罗老五坐在对面的炕沿上,嘴里嚼着贴饼子咔嚓响,眼皮子都没抬一下,仿佛桌上的刘寡妇和空着的狗娃子的位置,还不如碗里腌的芥菜疙瘩重要。他三两口扒完最后一口粥,把粗瓷碗往桌上一撂,抹了把嘴,转身就往炕梢挪,蜷起腿就准备睡,连个眼神都没给刘寡妇。

院门口,老罗头蹲在门槛上,手里攥着半块贴饼子,牙口不好,嚼得慢悠悠的,眼睛却老往村头的方向瞟。狗娃子没回来,他心里头也坠得慌,倒不是疼那孩子,是怕这娃真出点啥岔子,刘寡妇一着急上火,肚里那块老罗家的肉再保不住,那可是他盼了大半辈子的根苗。他刚才在村里转了半圈,挨家问了问,都说没瞅见那半大孩子的影,这心就更悬了。
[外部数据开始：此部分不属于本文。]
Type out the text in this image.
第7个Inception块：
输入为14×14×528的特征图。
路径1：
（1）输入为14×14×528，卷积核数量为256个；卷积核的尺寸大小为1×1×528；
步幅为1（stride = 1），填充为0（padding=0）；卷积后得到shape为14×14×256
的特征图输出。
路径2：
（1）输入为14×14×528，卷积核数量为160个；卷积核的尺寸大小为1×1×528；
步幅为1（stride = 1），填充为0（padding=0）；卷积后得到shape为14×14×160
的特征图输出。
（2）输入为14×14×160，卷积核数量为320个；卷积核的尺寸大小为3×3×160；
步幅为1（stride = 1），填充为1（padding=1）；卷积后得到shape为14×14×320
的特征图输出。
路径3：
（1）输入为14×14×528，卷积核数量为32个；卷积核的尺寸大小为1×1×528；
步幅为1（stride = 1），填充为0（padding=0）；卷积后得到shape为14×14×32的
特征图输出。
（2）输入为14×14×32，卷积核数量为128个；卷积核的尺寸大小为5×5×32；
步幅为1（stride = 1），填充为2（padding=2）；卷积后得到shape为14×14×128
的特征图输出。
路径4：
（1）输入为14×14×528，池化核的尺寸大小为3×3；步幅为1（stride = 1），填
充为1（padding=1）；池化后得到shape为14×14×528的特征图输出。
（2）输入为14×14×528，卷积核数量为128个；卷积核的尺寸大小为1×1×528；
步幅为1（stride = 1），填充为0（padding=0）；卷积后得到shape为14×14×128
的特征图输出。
屋里头,刘寡妇瞅着罗老五那副事不关己的样子,心里的火“噌”地就上来了。她把筷子往桌上一拍,声音发颤:“老五,你吃利索了,去瞅瞅狗娃子呗?这黑天瞎火的,他一个半大孩子,别是在哪个沟沟坎坎里摔着了……”

罗老五正往被窝里钻,闻言嗤笑一声,后脑勺对着她:“俺哪有那闲工夫?地里赶秋收累的俺腰酸背疼的,猪圈的粪还没清,他个老王家的种,爱跑哪跑哪去,丢了才省心。”
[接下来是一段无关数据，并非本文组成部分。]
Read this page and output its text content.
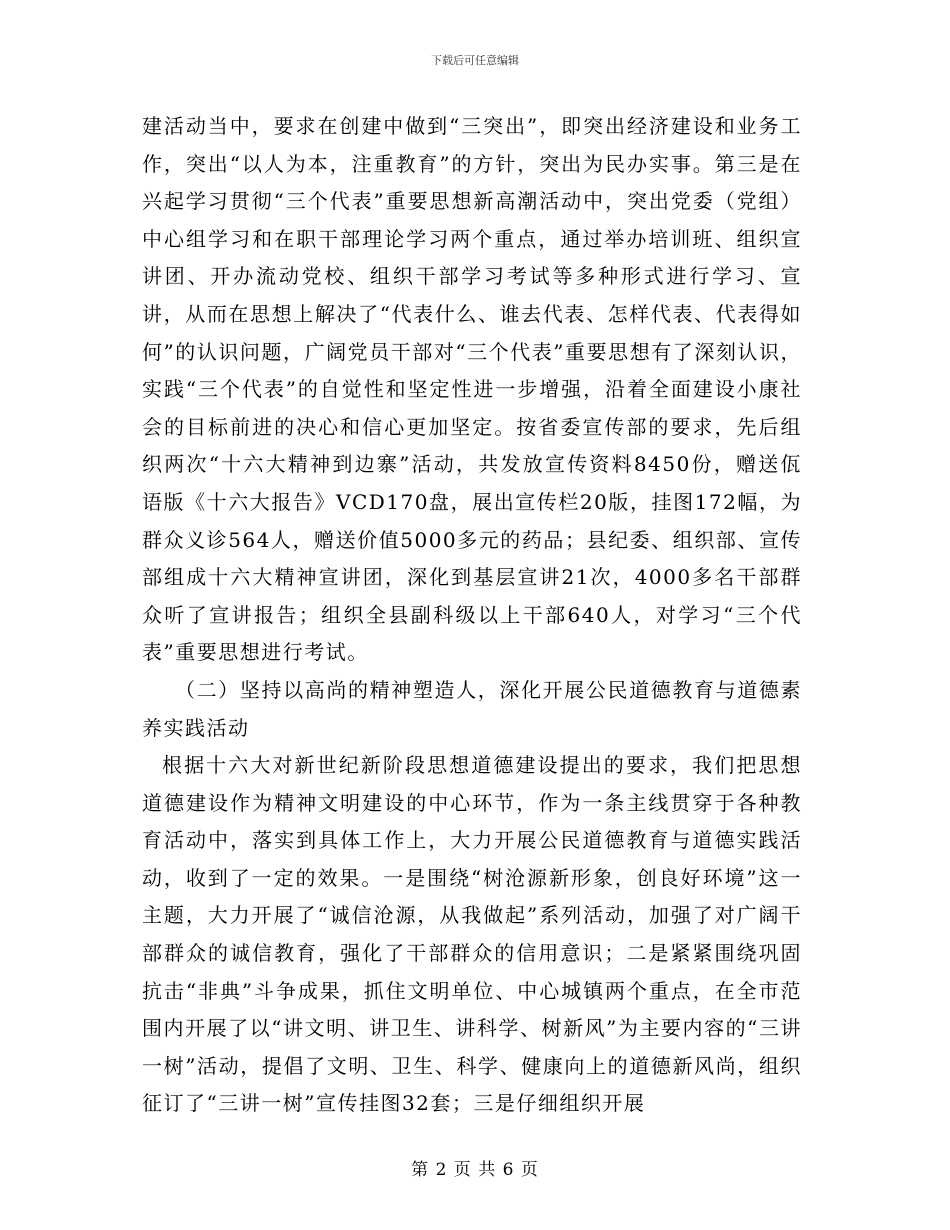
下载后可任意编辑

建活动当中，要求在创建中做到“三突出”，即突出经济建设和业务工作，突出“以人为本，注重教育”的方针，突出为民办实事。第三是在兴起学习贯彻“三个代表”重要思想新高潮活动中，突出党委（党组）中心组学习和在职干部理论学习两个重点，通过举办培训班、组织宣讲团、开办流动党校、组织干部学习考试等多种形式进行学习、宣讲，从而在思想上解决了“代表什么、谁去代表、怎样代表、代表得如何”的认识问题，广阔党员干部对“三个代表”重要思想有了深刻认识，实践“三个代表”的自觉性和坚定性进一步增强，沿着全面建设小康社会的目标前进的决心和信心更加坚定。按省委宣传部的要求，先后组织两次“十六大精神到边寨”活动，共发放宣传资料8450份，赠送佤语版《十六大报告》VCD170盘，展出宣传栏20版，挂图172幅，为群众义诊564人，赠送价值5000多元的药品；县纪委、组织部、宣传部组成十六大精神宣讲团，深化到基层宣讲21次，4000多名干部群众听了宣讲报告；组织全县副科级以上干部640人，对学习“三个代表”重要思想进行考试。

（二）坚持以高尚的精神塑造人，深化开展公民道德教育与道德素养实践活动

根据十六大对新世纪新阶段思想道德建设提出的要求，我们把思想道德建设作为精神文明建设的中心环节，作为一条主线贯穿于各种教育活动中，落实到具体工作上，大力开展公民道德教育与道德实践活动，收到了一定的效果。一是围绕“树沧源新形象，创良好环境”这一主题，大力开展了“诚信沧源，从我做起”系列活动，加强了对广阔干部群众的诚信教育，强化了干部群众的信用意识；二是紧紧围绕巩固抗击“非典”斗争成果，抓住文明单位、中心城镇两个重点，在全市范围内开展了以“讲文明、讲卫生、讲科学、树新风”为主要内容的“三讲一树”活动，提倡了文明、卫生、科学、健康向上的道德新风尚，组织征订了“三讲一树”宣传挂图32套；三是仔细组织开展

第 2 页 共 6 页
“罗老五!你说的是人话不?”刘寡妇猛地站起来,嗓门也拔尖了,“他是老王家的种不假,可他是从俺肚子里爬出来的!是俺一把屎一把尿拉扯大的!你不找拉倒,俺自己去!”

她说完刚要迈腿下地,罗老五“噌”地从炕梢蹦起来,一把薅住刘寡妇的胳膊:“你往哪去?”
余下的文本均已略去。